Les vins effervescents s’imposent face aux champagnes
Avec une offre variée et des tarifs accessibles, les vins effervescents, notamment les crémants, prennent de l'ampleur sur le marché.
Laurent Foubert, caviste à Paris, souligne l'évolution des goûts : "Les clients sont lassés des champagnes d'entrée de gamme. Ils cherchent à explorer d'autres options." Isabelle, une habituée de la boutique, confirme cette tendance. Après avoir dégusté du crémant d'Alsace Pierre-Pascal Zink, elle repart avec joie et 18 bouteilles de ce délicieux vin à 11 euros chacune. "Pour ce prix, je suis certaine de faire le bon choix," dit-elle. Selon le caviste, le crémant renoue avec la prestige dont il avait été écarté.

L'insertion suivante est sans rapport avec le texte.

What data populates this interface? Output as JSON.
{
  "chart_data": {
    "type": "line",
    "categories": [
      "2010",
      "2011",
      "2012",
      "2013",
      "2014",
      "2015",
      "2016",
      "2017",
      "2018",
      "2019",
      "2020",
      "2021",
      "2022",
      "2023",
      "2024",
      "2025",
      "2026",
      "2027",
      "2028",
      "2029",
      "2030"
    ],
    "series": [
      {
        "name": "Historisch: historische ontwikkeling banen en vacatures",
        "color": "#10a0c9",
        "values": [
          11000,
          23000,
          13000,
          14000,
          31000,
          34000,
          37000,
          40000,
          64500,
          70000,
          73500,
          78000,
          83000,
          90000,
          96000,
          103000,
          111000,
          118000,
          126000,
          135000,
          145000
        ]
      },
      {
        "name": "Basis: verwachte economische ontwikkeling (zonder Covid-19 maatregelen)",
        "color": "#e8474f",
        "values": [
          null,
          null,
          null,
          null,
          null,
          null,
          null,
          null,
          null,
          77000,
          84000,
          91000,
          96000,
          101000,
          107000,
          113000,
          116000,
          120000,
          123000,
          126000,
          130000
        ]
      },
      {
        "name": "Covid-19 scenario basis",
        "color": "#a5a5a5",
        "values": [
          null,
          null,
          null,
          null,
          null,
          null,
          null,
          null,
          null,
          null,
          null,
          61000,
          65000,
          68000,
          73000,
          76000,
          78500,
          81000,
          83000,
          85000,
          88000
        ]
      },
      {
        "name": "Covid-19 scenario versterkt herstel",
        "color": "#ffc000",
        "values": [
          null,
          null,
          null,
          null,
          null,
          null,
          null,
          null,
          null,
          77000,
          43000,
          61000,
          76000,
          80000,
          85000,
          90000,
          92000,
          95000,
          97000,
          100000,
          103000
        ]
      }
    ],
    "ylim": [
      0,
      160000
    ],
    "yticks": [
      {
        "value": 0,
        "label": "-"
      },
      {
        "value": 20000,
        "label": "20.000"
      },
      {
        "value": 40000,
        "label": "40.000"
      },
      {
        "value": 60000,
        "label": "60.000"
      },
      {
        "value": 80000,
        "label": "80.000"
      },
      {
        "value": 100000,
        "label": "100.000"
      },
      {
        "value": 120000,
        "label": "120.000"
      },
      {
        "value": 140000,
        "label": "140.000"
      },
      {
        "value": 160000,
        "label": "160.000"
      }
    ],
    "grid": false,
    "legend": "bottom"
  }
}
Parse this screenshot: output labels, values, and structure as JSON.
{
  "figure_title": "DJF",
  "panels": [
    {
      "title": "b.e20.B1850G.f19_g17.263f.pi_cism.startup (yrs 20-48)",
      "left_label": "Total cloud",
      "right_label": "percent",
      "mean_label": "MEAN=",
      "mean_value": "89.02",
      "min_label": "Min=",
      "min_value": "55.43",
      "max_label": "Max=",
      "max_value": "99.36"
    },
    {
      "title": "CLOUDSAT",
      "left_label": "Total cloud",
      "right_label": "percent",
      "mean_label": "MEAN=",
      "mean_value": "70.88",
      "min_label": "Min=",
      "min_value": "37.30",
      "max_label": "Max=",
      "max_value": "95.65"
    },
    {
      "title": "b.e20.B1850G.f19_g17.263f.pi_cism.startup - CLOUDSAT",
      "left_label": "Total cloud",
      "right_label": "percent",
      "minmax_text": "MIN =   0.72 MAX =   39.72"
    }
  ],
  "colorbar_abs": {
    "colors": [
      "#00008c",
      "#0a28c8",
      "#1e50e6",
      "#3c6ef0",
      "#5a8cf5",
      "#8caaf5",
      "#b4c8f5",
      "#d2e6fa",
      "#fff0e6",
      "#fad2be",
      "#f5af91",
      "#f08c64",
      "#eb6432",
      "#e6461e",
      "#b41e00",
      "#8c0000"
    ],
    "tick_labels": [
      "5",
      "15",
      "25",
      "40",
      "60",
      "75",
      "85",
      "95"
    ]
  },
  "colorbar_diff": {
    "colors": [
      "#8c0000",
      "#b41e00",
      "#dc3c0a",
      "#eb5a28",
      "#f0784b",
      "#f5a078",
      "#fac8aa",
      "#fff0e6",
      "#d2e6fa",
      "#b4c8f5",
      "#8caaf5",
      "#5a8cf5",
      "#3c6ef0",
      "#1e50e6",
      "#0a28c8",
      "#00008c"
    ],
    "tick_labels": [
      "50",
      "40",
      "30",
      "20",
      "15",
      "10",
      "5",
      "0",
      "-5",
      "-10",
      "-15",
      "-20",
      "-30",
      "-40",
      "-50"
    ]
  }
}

Une montée en puissance impressionnante
Les crémants, notamment ceux d'Alsace, connaissent un succès grandissant. Depuis l'an 2000, les ventes de crémants en Alsace augmentent de 1 million de bouteilles chaque année, atteignant plus de 26 millions aujourd'hui. En comparaison, la Bourgogne et la Loire suivent de près avec respectivement 15 millions et 19 millions de bouteilles, dont une part significative est exportée.
Variété et originalité des effervescents
La diversité des cépages offre un choix varié selon les régions : le chenin en Loire, le chardonnay en Bourgogne, ainsi que le pinot blanc, pinot noir et riesling en Alsace. Depuis 2006, près de 62 % des volumes de vins pétillants consommés en France ne sont pas des champagnes. Les producteurs innovent, offrant des crémants blancs, rosés et même rouges. Une soirée mémorable avec un crémant rouge du château La Rochette a ressuscité l'intérêt pour ces variétés hors du commun.
À l'international, l'Italie se distingue également avec le Franciacorta, un spumante d'une grande renommée, tandis que d'autres pays comme la Nouvelle-Zélande et l'Uruguay commencent à se faire un nom dans le domaine des vins effervescents. Lors d'un récent concours à Dijon, des vins brésiliens ont suscité un réel engouement.